Inflammation plays a key role in the pathogenesis of hypertension. High dietary sodium intake has been associated with inflammation in patients suffering from high blood pressure & atherosclerosis. Our lab has shown that development of hypertension in a genetic model of human essential hypertension, the Spontaneously Hypertensive Rat (SHR), is dependent on nicotinic acetylcholine receptor (nAChR) mediated renal inflammation, which leads to enhanced expression of the renal sodium-potassium chloride cotransporter (NKCC2). Based on these findings we hypothesized that sodium sensitivity may play a role in the development of cholinergic hypertension. To investigate this hypothesis, we infused young pre-hypertensive SHR and Wistar Kyoto (WKY, normotensive control) rats with either saline or nicotine (15mg/kg/day) and placed them on either low-salt (LSD, 0.01% NaCl) or high-salt (HSD, 4% NaCl) diet for 2 wks.

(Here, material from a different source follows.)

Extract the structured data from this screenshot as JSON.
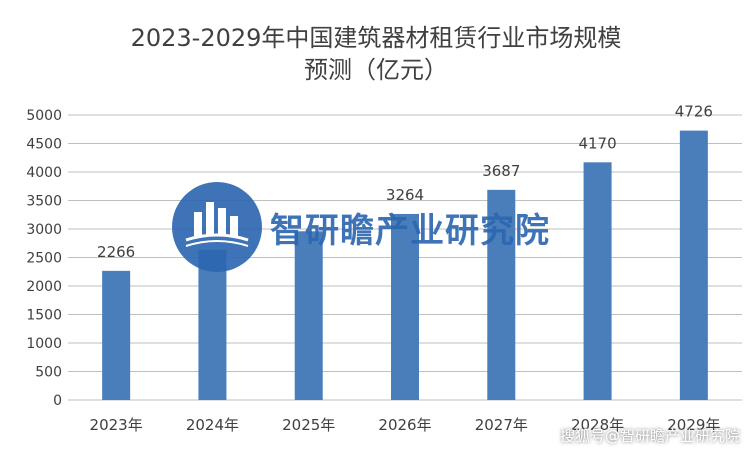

There was no change in systolic blood pressure (SBP) in saline or nicotine infused WKY with either LSD or HSD. Similarly, there was no difference between the SBP of saline infused SHR with either LSD or HSD. Interestingly, nicotine infusion did not change SBP in LSD fed SHR, but did result in ~20% increase in SBP in HSD fed SHR (122.0 ± 0.7 vs. 146.2 ± 0.2mmHg, p= 0.01). HSD alone induced a 2.25-fold increase in renal NKCC2 expression compared to LSD in saline infused SHR (p=0.006). In comparison to saline, nicotine infusion further induced a 58% increase in renal NKCC2 expression in SHR fed HSD (p=0.004). Renal NKCC2 expression did not change in WKY with either diet or nicotine infusion. Nicotine infused SHR on a HSD also manifested a 16% sodium retention compared to saline infused SHR (2.1 ± 0.1 mM/gBW vs. 2.5 ± 0.1 mM/gBW, p = 0.017). Nicotine infused SHR had 1.7 times more renal IL-6 than saline-infused SHR (1442. ± 212 vs 826 ± 103 pg/25mg total protein, p=0.04) and 9 times more renal IL-6 than nicotine-infused WKY controls (1442. ± 212 vs 148. ± 71 pg/25mg total protein, p=0.0041) under HSD conditions. Taken together with our previously published data, we conclude that NKCC2 likely plays a role in cholinergic-mediated renal inflammation and hypertension.